Vector Quantization, a pioneering discretization method based on nearest neighbor search, emerged in the 1950s primarily in signal processing, electrical engineering, and information theory. Later in the 1960s, it evolved into an automatic classification technique for generating prototypes of extensive datasets. In modern terms, it can be recognized as a seminal contribution to unsupervised learning through the k-means clustering algorithm in data science.
In contrast, Functional Quantization, a more recent area of study dating back to the early 2000s, focuses on the quantization of continuous-time stochastic processes viewed as random vectors in Banach function spaces. This book distinguishes itself by delving into the quantization of random vectors with values in a Banach space--a unique feature of its content.

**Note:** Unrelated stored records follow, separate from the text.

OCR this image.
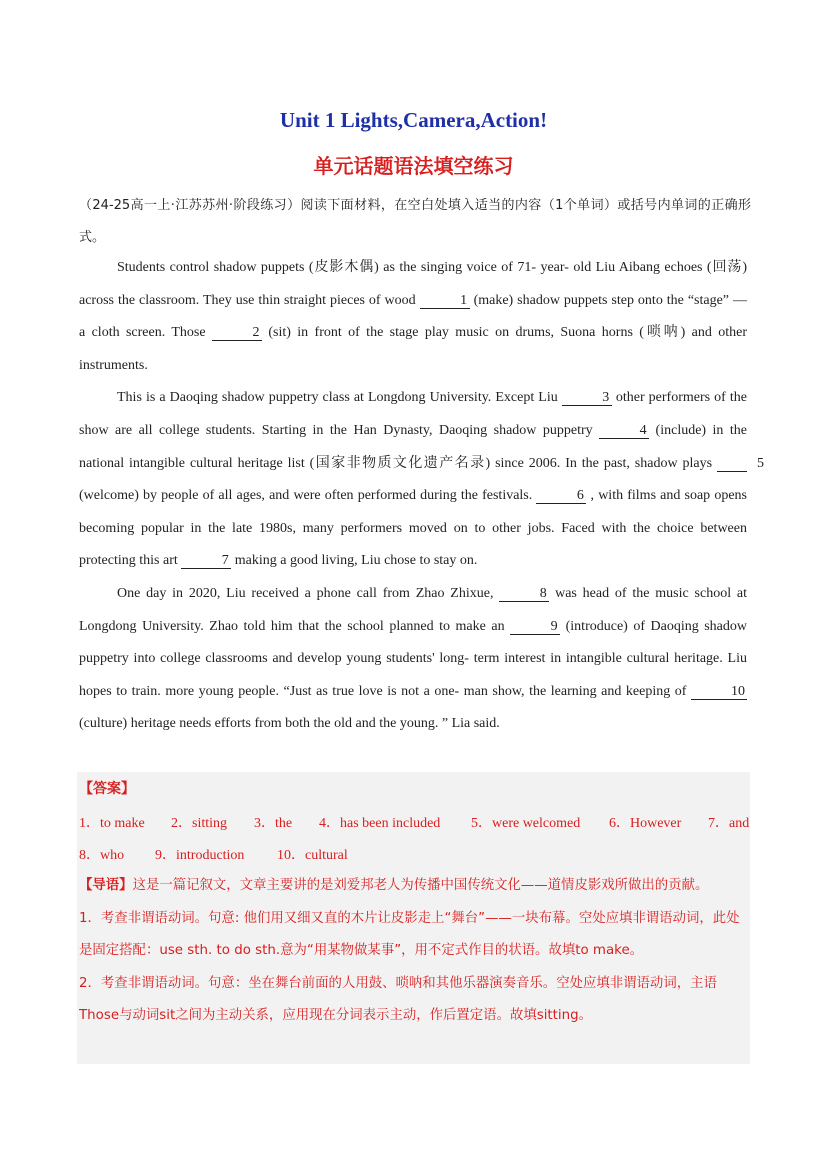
Unit 1 Lights,Camera,Action!
单元话题语法填空练习
（24-25高一上·江苏苏州·阶段练习）阅读下面材料，在空白处填入适当的内容（1个单词）或括号内单词的正确形式。

Students control shadow puppets (皮影木偶) as the singing voice of 71- year- old Liu Aibang echoes (回荡) across the classroom. They use thin straight pieces of wood	1 (make) shadow puppets step onto the “stage” — a cloth screen. Those	2 (sit) in front of the stage play music on drums, Suona horns (唢呐) and other instruments.

This is a Daoqing shadow puppetry class at Longdong University. Except Liu	3 other performers of the show are all college students. Starting in the Han Dynasty, Daoqing shadow puppetry	4 (include) in the national intangible cultural heritage list (国家非物质文化遗产名录) since 2006. In the past, shadow plays	5 (welcome) by people of all ages, and were often performed during the festivals.	6 , with films and soap opens becoming popular in the late 1980s, many performers moved on to other jobs. Faced with the choice between protecting this art	7 making a good living, Liu chose to stay on.

One day in 2020, Liu received a phone call from Zhao Zhixue,	8 was head of the music school at Longdong University. Zhao told him that the school planned to make an	9 (introduce) of Daoqing shadow puppetry into college classrooms and develop young students' long- term interest in intangible cultural heritage. Liu hopes to train. more young people. “Just as true love is not a one- man show, the learning and keeping of	10 (culture) heritage needs efforts from both the old and the young. ” Lia said.

【答案】
1．to make 2．sitting 3．the 4．has been included 5．were welcomed 6．However 7．and
8．who 9．introduction 10．cultural

【导语】这是一篇记叙文，文章主要讲的是刘爱邦老人为传播中国传统文化——道情皮影戏所做出的贡献。

1．考查非谓语动词。句意: 他们用又细又直的木片让皮影走上“舞台”——一块布幕。空处应填非谓语动词，此处是固定搭配：use sth. to do sth.意为“用某物做某事”，用不定式作目的状语。故填to make。

2．考查非谓语动词。句意：坐在舞台前面的人用鼓、唢呐和其他乐器演奏音乐。空处应填非谓语动词，主语Those与动词sit之间为主动关系，应用现在分词表示主动，作后置定语。故填sitting。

Its main objectives are twofold: first, to offer a comprehensive and cohesive overview of the latest developments as well as several new results in optimal quantization theory, spanning both finite and infinite dimensions, building upon the advancements detailed in Graf and Luschgy's Lecture Notes volume. Secondly, it serves to demonstrate how optimal quantization can be employed as a space discretization method within probability theory and numerical probability, particularly in fields like quantitative finance. The main applications to numerical probability are the controlled approximation of regular and conditional expectations by quantization-based cubature formulas, with applications to time-space discretization of Markov processes, typically Brownian diffusions, by quantization trees.
While primarily catering to mathematicians specializing in probability theory and numerical probability, this monograph also holds relevance for data scientists, electrical engineers involved in data transmission, and professionals in economics and logistics who are intrigued by optimal allocation problems.